Recommandation n° 9 : Au niveau de chaque académie, dresser un état des lieux de la mise en œuvre des séances d’éducation à la vie sexuelle et affective et désigner un délégué académique à l’éducation à l’égalité et à la sexualité, afin d’accentuer la pression pour la mise en œuvre de ces séances.

Recommandation n° 10 : Aborder dans le cadre des séances d’éducation à la vie sexuelle et affective les sujets relatifs à la marchandisation des corps et à la pornographie.

Recommandation n° 11 : Maintenir des professionnels de santé, formés en matière d’éducation à la santé et de conduite de projet, dans les établissements scolaires.

Recommandation n° 12 : Faire connaître, dans les établissements scolaires et directement sur les réseaux sociaux utilisés par les adolescents, les ressources accessibles pour répondre à leurs questions en matière de sexualité.

Recommandation n° 13 : Sensibiliser les parents et mener une campagne de communication autour de la plateforme jeprotegemonenfant.gouv.fr.

Faciliter les suppressions de contenus illicites et le droit à l’oubli

Recommandation n° 14 : Créer une catégorie "violences sexuelles" dans les signalements à Pharos afin de faciliter et de mieux comptabiliser les signalements.

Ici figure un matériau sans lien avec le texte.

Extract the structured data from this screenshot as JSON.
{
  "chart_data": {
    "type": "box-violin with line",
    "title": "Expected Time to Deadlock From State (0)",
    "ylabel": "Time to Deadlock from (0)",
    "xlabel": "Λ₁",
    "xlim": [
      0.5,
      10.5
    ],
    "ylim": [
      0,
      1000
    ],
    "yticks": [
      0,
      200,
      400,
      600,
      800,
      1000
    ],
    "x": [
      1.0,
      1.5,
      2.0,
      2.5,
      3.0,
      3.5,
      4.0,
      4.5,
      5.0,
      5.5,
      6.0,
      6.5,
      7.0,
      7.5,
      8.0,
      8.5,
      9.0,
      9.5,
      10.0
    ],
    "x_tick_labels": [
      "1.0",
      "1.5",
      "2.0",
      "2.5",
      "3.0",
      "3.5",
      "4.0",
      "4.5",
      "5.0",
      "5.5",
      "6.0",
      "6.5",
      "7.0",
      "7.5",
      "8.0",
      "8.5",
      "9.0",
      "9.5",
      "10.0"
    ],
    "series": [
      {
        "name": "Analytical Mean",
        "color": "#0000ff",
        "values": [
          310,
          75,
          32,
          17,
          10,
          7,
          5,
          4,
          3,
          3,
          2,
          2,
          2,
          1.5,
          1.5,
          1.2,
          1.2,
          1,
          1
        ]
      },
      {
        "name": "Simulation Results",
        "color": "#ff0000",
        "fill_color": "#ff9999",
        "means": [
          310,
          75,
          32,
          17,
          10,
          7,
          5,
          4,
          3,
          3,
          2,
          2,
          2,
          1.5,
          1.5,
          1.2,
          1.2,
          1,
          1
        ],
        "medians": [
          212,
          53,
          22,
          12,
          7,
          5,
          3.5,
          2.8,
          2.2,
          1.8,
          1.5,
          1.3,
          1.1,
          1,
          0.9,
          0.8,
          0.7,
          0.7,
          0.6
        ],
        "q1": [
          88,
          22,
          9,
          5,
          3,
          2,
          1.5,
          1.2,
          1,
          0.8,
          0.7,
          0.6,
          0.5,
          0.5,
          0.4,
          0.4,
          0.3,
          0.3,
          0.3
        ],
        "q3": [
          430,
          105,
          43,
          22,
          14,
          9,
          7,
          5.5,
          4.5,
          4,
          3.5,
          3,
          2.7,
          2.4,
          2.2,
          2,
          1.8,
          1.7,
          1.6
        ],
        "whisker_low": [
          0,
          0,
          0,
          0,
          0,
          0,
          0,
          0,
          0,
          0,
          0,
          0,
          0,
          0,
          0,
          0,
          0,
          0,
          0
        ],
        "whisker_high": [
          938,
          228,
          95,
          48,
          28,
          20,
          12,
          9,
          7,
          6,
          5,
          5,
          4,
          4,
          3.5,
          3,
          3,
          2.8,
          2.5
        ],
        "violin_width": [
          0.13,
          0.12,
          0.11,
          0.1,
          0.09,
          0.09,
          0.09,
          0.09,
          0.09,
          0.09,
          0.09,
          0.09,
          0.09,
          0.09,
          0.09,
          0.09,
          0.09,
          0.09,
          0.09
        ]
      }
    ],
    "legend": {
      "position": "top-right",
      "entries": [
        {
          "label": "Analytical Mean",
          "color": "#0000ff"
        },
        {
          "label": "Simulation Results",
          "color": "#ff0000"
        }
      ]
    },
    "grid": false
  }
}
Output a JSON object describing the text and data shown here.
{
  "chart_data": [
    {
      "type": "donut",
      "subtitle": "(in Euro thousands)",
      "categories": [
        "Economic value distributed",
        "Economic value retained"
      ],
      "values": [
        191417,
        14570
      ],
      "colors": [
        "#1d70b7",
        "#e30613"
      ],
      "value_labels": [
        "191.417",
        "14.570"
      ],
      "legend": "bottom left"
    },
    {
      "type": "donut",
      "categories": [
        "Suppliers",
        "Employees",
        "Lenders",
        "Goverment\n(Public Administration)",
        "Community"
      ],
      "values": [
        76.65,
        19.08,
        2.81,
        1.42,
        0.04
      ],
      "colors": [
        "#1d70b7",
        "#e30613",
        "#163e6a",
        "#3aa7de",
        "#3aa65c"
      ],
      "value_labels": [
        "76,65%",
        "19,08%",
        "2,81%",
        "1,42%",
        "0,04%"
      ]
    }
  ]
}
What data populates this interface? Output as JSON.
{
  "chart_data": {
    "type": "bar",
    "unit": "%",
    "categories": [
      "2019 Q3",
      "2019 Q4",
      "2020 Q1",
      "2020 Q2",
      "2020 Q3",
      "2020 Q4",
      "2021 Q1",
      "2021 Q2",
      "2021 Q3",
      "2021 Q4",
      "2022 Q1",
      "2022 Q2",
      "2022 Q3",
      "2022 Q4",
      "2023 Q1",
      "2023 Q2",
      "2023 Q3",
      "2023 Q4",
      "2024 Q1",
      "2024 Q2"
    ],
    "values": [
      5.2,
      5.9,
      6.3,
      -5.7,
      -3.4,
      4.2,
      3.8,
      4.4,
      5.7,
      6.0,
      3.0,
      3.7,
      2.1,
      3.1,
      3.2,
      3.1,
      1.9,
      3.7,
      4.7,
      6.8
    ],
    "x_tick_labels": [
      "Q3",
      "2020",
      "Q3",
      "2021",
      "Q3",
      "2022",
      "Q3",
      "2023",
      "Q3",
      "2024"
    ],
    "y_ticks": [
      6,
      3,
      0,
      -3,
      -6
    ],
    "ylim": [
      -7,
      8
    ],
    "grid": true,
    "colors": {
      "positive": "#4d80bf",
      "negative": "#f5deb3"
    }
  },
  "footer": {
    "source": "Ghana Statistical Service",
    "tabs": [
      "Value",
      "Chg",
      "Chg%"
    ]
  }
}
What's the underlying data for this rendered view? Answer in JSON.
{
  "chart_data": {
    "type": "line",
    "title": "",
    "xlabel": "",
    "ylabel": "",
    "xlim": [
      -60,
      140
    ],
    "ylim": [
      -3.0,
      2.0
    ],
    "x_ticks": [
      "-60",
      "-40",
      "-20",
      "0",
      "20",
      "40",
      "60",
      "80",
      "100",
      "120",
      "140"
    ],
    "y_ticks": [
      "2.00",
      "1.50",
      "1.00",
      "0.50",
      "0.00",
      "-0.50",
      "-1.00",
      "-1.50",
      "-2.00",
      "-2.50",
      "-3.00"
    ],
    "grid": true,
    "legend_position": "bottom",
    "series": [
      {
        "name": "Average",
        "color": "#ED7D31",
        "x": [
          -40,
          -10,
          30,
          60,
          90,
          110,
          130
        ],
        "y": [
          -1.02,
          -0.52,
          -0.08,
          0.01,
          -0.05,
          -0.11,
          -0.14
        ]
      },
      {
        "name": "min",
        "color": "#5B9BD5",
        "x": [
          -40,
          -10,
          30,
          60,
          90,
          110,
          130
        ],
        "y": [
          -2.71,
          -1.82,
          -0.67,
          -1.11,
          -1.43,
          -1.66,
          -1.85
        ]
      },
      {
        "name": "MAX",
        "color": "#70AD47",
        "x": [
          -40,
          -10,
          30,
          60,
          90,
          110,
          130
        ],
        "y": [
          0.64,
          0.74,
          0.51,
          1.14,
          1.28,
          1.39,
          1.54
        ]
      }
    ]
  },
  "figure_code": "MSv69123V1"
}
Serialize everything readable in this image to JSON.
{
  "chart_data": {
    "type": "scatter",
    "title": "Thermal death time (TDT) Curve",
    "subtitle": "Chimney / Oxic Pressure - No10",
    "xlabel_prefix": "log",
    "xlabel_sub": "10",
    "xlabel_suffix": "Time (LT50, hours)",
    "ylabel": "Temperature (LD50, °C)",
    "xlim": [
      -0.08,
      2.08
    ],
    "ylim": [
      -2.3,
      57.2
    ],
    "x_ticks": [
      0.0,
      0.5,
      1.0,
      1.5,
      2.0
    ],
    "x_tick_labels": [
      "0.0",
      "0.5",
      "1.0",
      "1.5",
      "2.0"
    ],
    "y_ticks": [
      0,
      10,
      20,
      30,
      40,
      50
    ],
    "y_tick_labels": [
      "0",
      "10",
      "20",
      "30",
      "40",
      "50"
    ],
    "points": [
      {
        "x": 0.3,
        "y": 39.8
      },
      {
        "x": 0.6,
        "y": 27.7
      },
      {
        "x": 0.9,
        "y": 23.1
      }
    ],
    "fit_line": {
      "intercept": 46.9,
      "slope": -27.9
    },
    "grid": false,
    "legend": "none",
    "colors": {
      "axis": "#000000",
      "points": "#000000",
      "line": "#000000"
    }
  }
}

Recommandation n° 15 : Assortir systématiquement les condamnations à l’encontre de producteurs de contenus pornographiques d’une disposition indiquant que toute diffusion des vidéos incriminées, sur tout support, est illégale.

Recommandation n° 16 : Imposer aux plateformes la mise en place de procédures permettant aux personnes filmées, et non plus aux seuls propriétaires de vidéos, d’obtenir le retrait de leurs vidéos.

Imposer dans le débat public la lutte contre les violences pornographiques

Recommandation n° 17 : Favoriser l’émergence de plaintes des victimes de violences commises dans un contexte de pornographie en améliorant leurs conditions d’accueil, en formant les forces de l’ordre au recueil de plaintes de ces victimes spécifiques et en instaurant le suivi de leur dossier par un contact unique.

Recommandation n° 18 : Adapter au contexte spécifique des violences pornographiques les conditions d’écoute et d’accueil du numéro national 3919 dédié à la prise en charge de femmes victimes de violences.